Now, the agency has issued a revision of that, centered on a document (Form 3926) that HCPs are to use when seeking access to the drug. As was the case previously, the regulations and procedures recognize three situations:
- when emergency use is sought for an “immediate, life-threatening disease or condition” for an individual patient
- when a small number of patients (generally of the scale of an intermediate clinical trail; FDA does not specify the number) seek the drug
- when “widespread” treatment is sought.
Generally speaking, the FDA guidelines seek to steer the second and third categories into an existing clinical trial, and to ensure that the admission process does not interfere with the conduct of the actual trial (and there are mechanisms, such as open-label trails for late-stage development, to accommodate larger patient populations, as well as the variety of accelerated or fast-track drug-approval protocols currently in use).
The expanded access guideline allows for a sped-up approval process for individual patients and emergency use; the physician files the form and can call FDA for permission to proceed.
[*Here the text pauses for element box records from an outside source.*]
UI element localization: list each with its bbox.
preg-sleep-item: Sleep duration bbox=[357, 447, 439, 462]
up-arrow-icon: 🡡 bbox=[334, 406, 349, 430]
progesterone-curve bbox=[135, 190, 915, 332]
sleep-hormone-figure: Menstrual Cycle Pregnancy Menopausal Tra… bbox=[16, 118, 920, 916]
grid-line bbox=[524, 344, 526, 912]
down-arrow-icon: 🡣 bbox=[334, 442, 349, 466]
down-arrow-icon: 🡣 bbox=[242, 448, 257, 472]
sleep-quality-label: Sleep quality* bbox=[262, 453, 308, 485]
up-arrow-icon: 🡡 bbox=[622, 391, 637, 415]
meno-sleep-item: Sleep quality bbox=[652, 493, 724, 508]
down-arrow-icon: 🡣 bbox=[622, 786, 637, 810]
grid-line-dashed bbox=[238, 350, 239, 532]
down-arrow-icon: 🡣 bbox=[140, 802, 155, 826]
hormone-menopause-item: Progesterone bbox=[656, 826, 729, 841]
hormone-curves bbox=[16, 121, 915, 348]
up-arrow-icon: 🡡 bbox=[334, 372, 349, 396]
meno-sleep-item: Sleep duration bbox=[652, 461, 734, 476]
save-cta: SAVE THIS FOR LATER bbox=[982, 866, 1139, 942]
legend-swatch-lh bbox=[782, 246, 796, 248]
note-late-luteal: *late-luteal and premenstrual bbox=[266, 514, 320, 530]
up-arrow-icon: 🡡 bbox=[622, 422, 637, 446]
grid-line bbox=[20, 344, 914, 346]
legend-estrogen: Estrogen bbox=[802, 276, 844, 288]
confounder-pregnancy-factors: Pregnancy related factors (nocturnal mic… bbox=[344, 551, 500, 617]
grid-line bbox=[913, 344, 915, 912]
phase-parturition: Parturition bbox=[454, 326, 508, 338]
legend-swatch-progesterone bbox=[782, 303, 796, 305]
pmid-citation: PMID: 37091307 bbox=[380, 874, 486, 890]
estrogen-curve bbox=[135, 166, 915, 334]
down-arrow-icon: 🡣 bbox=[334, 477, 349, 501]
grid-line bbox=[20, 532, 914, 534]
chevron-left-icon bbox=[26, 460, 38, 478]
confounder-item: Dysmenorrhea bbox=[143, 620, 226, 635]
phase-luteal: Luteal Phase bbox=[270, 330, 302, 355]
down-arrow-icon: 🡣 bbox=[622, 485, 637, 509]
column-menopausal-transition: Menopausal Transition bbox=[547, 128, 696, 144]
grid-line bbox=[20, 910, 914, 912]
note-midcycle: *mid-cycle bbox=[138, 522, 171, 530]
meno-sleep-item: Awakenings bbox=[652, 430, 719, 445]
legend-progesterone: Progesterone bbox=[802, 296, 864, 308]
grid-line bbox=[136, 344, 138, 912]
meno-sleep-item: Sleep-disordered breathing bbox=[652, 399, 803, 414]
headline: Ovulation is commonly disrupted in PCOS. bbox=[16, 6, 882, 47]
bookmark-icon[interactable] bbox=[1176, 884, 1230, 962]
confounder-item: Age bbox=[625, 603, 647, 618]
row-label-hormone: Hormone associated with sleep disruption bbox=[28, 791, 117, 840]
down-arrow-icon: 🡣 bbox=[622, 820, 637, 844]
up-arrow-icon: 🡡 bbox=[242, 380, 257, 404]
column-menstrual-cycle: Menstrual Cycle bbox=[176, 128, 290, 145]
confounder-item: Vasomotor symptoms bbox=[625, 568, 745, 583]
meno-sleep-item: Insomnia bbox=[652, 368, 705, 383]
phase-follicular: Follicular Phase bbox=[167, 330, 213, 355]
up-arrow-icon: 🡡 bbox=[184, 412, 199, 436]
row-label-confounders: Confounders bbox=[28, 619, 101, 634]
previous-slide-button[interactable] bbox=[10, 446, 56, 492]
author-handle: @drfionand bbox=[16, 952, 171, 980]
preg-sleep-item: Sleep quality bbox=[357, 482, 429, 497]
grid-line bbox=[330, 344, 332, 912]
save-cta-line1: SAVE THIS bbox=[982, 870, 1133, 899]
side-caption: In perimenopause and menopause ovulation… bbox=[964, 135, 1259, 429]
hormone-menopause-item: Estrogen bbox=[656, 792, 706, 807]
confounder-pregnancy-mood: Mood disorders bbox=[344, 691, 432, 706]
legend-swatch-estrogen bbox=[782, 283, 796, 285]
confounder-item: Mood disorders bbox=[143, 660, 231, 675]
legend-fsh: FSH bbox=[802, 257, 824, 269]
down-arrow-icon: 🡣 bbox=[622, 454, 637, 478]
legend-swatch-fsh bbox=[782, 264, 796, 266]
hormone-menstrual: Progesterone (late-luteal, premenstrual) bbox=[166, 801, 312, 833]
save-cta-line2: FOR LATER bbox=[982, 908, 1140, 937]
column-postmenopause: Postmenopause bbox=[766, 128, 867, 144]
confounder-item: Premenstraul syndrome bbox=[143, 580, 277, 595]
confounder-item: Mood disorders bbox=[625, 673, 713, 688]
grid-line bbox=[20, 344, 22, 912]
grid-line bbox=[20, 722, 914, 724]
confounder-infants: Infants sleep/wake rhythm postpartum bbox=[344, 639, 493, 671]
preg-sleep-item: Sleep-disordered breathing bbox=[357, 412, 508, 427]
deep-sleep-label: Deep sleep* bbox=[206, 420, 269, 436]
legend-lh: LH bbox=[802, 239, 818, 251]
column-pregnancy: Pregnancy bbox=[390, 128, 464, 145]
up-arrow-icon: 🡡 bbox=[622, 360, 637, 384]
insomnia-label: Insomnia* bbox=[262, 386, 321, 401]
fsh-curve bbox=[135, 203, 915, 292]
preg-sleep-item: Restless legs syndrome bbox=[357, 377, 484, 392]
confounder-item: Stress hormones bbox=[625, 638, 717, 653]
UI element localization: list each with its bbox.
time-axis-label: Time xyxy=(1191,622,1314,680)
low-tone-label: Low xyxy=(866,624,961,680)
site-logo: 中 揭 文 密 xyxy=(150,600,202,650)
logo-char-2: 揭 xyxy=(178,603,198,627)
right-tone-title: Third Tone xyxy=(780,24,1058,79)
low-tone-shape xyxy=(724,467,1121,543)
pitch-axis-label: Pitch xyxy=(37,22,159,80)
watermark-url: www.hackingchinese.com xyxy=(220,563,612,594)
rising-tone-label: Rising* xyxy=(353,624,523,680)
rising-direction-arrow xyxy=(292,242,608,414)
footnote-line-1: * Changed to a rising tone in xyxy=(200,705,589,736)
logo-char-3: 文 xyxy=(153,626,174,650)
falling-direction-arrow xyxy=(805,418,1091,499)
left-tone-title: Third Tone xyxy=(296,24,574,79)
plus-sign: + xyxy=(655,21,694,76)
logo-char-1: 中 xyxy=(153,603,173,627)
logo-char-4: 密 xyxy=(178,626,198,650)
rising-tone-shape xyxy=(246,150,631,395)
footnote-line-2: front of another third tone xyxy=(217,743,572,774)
In less dire situations, the physician is to file with an institutional review board (IRB) and expect a response within 15 days. The clinical investigators are to be part of the approval process.
All of these steps, however, depend on the voluntary participation of the drug developer. A drug might be in extremely limited supply during an early-stage trial; the developer might have concerns that an unfavorable outcome could influence the trial’s progress; and the risks of adverse events, toxicity or other risk factors might outweigh the potential value of the therapy. FDA is now providing both instructions for the Form 3926 application; an FAQ for the overall process, and a guideline for pricing the drug when used in an expanded access setting—and on that point, FDA, starting from the perspective of ensuring that the pricing doesn’t interfere with the clinical trial’s progress, says that only costs directly attributable to making the drug available can be charged.